W czasie konferencji problematykę e-rozprawy rozpatrywana na gruncie postępowania cywilnego, karnego i arbitrażowego. Choć e-rozprawa z pozoru faktycznie polega na tym samym w każdym z tych postępowań, to w postępowaniu cywilny i postępowaniu karnym występują całkowicie różne regulacje (pod względem literalnym odmienne, ale traktujące mniej więcej o tym samym).
Konferencja była transmitowana na żywo w Internecie, ale nie to ją wyróżnia, lecz to, że transmisja odbywała się na Facebooku. Każdy mógł ją zobaczyć na facebookowym wydarzeniu dedykowanym konferencji. Konferencja w równym stopniu była adresowana do uczestniczących w niej jako słuchacze w uniwersyteckiej uniwersytecki sali, jak też do oglądających ją na Facebooku.
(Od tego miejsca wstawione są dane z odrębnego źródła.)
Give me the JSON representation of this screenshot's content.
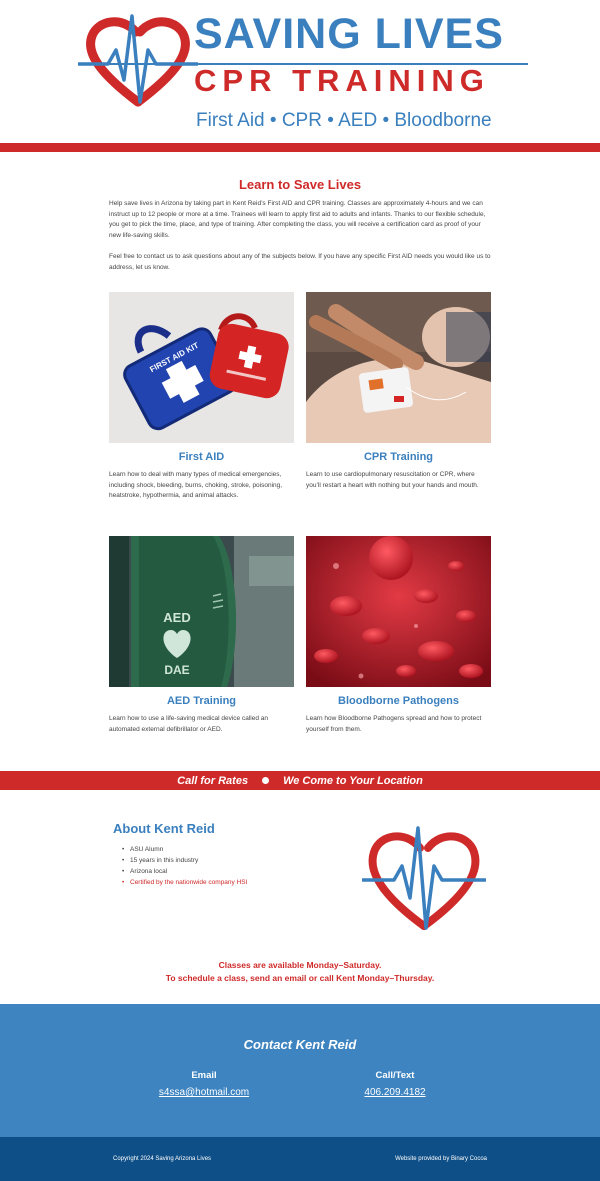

W mojej ocenie aktualnie nie ma potrzeby stawiania pytania czy wprowadzać e-rozprawy. W znacznym zakresie jest to już przecież zrobione. Rodzi się jednak problem jak e-rozprawa powinna wyglądać, aby przyczynić się do zwiększenia efektywności sądownictwa. Można postawić tezę że ustawodawca powinien znacznie złagodzić i uelastycznić niedawno ustanowione regulacje prawne dotyczące e-rozprawy. Wreszcie powinna być upowszechniona rozprawy opierająca się na wykorzystaniu zwykłych urządzeń, a nie jedynie na profesjonalnym sprzęcie sądowym.